Od kilku tygodni kierowców poruszających się ul. Podkarpacką straszą trzy maszty fotoradarów. Dwa ustawione są na skrzyżowaniu ulic: Podkarpackiej, Zręcińskiej i Pużaka oraz jeden na Podkarpackiej, Czajkowskiego i Składowej (docelowo będzie tam dwa). Na razie jeszcze nie działają, ale ich uruchomienie jest kwestią dni.
- Są to urządzenia stacjonarne rejestrujące wjazd na czerwonym świetle i mierzące prędkość samochodów przejeżdżających przez skrzyżowanie bez względu na kolor sygnalizatora - mówi Tomasz Wajdowicz, komendant straży miejskiej w Krośnie. - Prędkość będzie zmierzona każdemu autu.
Urządzenia są ustawione tylko w ciągu drogi krajowej nr 28, będą rejestrować wykroczenia pojazdów jadących zarówno od strony Jasła, jak i Sanoka.
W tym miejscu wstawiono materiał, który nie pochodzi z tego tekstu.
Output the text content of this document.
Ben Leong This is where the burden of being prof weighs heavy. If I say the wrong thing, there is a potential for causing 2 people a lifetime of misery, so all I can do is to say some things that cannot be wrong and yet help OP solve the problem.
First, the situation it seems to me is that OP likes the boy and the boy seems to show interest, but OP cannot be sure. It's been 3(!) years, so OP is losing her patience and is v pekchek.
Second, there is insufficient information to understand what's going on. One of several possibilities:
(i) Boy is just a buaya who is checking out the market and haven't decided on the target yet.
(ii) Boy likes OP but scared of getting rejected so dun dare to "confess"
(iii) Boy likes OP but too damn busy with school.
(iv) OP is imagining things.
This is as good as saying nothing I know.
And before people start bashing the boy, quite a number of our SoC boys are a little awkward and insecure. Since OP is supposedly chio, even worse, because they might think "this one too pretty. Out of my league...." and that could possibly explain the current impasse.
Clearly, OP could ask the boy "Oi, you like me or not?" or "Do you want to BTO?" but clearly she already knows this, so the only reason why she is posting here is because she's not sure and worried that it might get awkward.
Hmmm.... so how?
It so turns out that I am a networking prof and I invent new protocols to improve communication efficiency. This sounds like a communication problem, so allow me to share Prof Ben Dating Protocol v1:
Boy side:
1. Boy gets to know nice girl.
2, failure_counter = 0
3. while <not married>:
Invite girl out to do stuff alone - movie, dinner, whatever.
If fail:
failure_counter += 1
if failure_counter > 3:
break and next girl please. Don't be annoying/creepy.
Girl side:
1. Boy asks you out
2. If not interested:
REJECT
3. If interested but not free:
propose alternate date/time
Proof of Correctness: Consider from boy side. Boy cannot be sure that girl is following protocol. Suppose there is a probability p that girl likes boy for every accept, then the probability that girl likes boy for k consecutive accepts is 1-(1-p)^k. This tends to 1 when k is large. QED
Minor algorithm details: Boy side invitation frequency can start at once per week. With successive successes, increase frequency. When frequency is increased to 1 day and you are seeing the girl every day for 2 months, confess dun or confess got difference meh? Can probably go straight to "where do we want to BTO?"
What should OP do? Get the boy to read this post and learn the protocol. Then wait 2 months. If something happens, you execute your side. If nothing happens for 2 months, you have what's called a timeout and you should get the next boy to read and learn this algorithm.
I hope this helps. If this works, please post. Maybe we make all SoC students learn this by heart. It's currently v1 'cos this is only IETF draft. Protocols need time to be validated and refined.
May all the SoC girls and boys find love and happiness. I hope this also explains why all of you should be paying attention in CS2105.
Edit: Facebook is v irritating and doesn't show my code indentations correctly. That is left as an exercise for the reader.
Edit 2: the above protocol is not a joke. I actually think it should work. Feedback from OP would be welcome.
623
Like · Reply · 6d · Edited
Zdjęcia będą robione tylko z przodu. Zarejestrowane zostaną samochody, które przekroczą dozwoloną prędkość co najmniej o 11 km/h (włącznie).
Cała procedura trwała blisko rok. Zgodę na ustawienie urządzeń rejestrujących wydał Główny Inspektor Transportu Drogowego w Warszawie. Wybór miejsca montażu fotoradarów nie był przypadkowy - to skrzyżowania, na których często łamane są przepisy, kierowcy wjeżdżają na nie ze zbyt dużą prędkością lub zapalonym już czerwonym świetle. Przekonali się o tym nawet będący na wizji lokalnej sami inspektorzy ITD. - W ich obecności pięć rozpędzonych samochodów wjechało na skrzyżowanie przy czerwonym świetle - podkreśla Tomasz Wajdowicz.
Obsługą urządzeń, obróbką zdjęć i ustalaniem sprawców wykroczeń zajmować się będzie straż miejska.
Kiedy fotoradary zaczną działać? - Trwają prace, by ruszyły jak najszybciej - podkreśla. Zakończył się już montaż pętli indukcyjnych w asfalcie, które będą sprzężone z sygnalizacją świetlną. - Całe urządzenie musi zostać jeszcze zalegalizowane przez Okręgowy Urząd Miar, aby nie było niedokładności w pomiarach - dodaje. O urządzeniach będą informować znaki "Fotoradar. Pomiar prędkości".
Komendantowi straży miejskiej zależy, by informacja o fotoradarach dotarła do wszystkich kierowców, chce uniknąć zarzutów, że całe przedsięwzięcie to "polowanie" na kierowców.
- Chcemy wyeliminować przypadki wjeżdżania przy czerwonym świetle, bo to stwarza poważne zagrożenie - twierdzi komendant. Zdaje sobie sprawę, że nie brak przeciwników fotoradarów i działań straży miejskiej, ale podkreśla, że ukarani kierowcy będą sami sobie winni. - Zła nie jest straż miejska, a ci, którzy popełniają wykroczenia.
Za przejechanie na czerwonym świetle grozi mandat od 300 do 500 zł oraz 6 punktów karnych. Za przekroczenie prędkości możemy otrzymać od 50 do 500 zł. Trzeba się też liczyć z punktami karnymi - maksymalnie możemy dostać ich 10 (za przekroczenie prędkości o 51 km/h i więcej).